Inefficiencies in American health care are legion. Fixes are hard, as they often require changes in both public policy and day-to-day operations at payer and provider organizations. Happily, the Centers for Medicare and Medicaid Services (CMS) just took aim at two interrelated problems: the fragmentary system of electronic health records (EHRs) and the highly inefficient task of seeking prior authorization from insurers for patient care. Here, we summarize the importance of these areas and offer suggestions on how to encourage adoption of the proposed solutions.

First, it’s important to understand that EHRs are designed, in part, to be a longitudinal history of a patient’s health and health care that should ideally be easily shared across providers. Unfortunately, this vision is rarely met, as providers don’t always have access to all the patient’s data. Even when they have access, they have to wade through reams of poorly organized, unwanted, or duplicative information due to the difficulties with integrating data from different providers. Additionally, in evaluating prior authorization requests, payors rarely have access to the data needed to make a quick decision.

The failure of data interoperability in today’s EHRs is represented most notably by one iconic fact: Health care is the number one faxing industry in the world! When a patient changes insurance coverage and health care networks, the easiest way to access prior records from disparate EHRs is usually via fax. In most industries, fax machines have gone the way of 8-track tapes and steam locomotives. In health care, faxes are inescapable. This is inefficient and embarrassing. The wasted administrative time and substandard contribution to patient health leads many providers to retire early out of sheer exhaustion.

The proposed “CMS Interoperability and Prior Authorization” rule addresses these problems by (1) Mandating better interoperability of data between EHRs and other data sources; and (2) Requiring insurers to respond more promptly to prior authorization requests—aided by more interoperable EHRs.

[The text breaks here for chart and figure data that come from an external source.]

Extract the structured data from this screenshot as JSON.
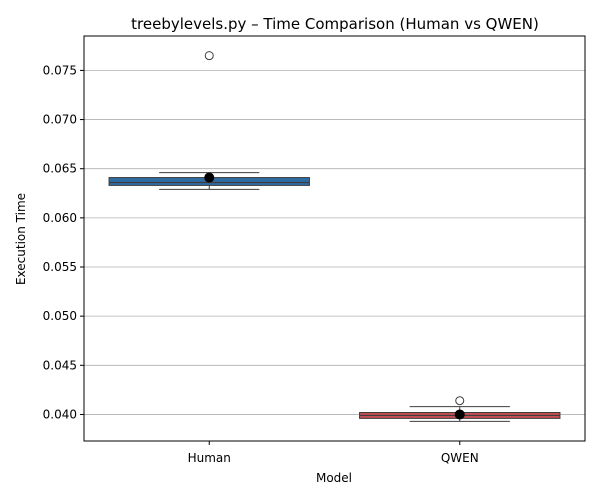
{
  "chart_data": {
    "type": "box",
    "title": "treebylevels.py – Time Comparison (Human vs QWEN)",
    "xlabel": "Model",
    "ylabel": "Execution Time",
    "ylim": [
      0.0373,
      0.0785
    ],
    "yticks": [
      0.04,
      0.045,
      0.05,
      0.055,
      0.06,
      0.065,
      0.07,
      0.075
    ],
    "ytick_labels": [
      "0.040",
      "0.045",
      "0.050",
      "0.055",
      "0.060",
      "0.065",
      "0.070",
      "0.075"
    ],
    "grid": "horizontal",
    "categories": [
      "Human",
      "QWEN"
    ],
    "series": [
      {
        "category": "Human",
        "color": "#2e6da4",
        "whisker_low": 0.0629,
        "q1": 0.0633,
        "median": 0.0636,
        "q3": 0.0641,
        "whisker_high": 0.0646,
        "mean": 0.0641,
        "outliers": [
          0.0765
        ]
      },
      {
        "category": "QWEN",
        "color": "#c44e52",
        "whisker_low": 0.0393,
        "q1": 0.0396,
        "median": 0.0399,
        "q3": 0.0402,
        "whisker_high": 0.0408,
        "mean": 0.04,
        "outliers": [
          0.0414
        ]
      }
    ]
  }
}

The proposed rule seeks to reduce data logjams faced by clinicians and insurers via the Fast Healthcare Interoperability Resources standard (FHIR). FHIR is a programing standard that smooths the integration of patients’ records from multiple providers. Interoperability should make it easier and faster for providers to obtain information they need to treat a patient. And, these reforms will (hopefully) give payers, providers, and patients across currently incompatible health care systems electronic access to pending and active authorization decisions.

If successful, this would also allow a more efficient authorization process and more coordinated care as the rule requires Medicaid and Children’s Health Insurance Program (CHIP) to use FHIR.

Streamlined, interoperable data ought to ease the insurer’s task of evaluating when a patient does or doesn’t warrant reimbursable care. The rule would require insurers to respond to authorization requests within 72 hours (with certain exceptions).

The three of us—one health economist and two practicing physicians—offered CMS our appraisal of the proposed rule, along with the following caveats and recommendations:

First, some percentage of authorizations might legitimately take longer than 72 hours, and one shouldn’t penalize insurers in such cases or incentivize them to make rash decisions.

Second, standardization of data shouldn’t render it so inflexible that EHRs can’t benefit from future innovations (such as inputs via spoken language rather than rigid check-boxes).

Third, FHIR adoption remains optional for many providers, and it would be counterproductive to order insurers to undergo the expense of rebuilding information systems if most providers opt not to use the rebuilt systems.

And fourth, the interoperable data so imagined present some patient privacy concerns that must be addressed.

These changes are overdue. Our health care system is burdened by regulatory gridlock that all too often delays critical care to those already buffeted by illness. Providers are burning out under frustratingly arbitrary EHR demands. It’s a lose-lose situation. The proposed rule takes positive steps toward a better health care world. With a few tweaks, we believe it will best balance better interoperability with the realistic need for flexibility.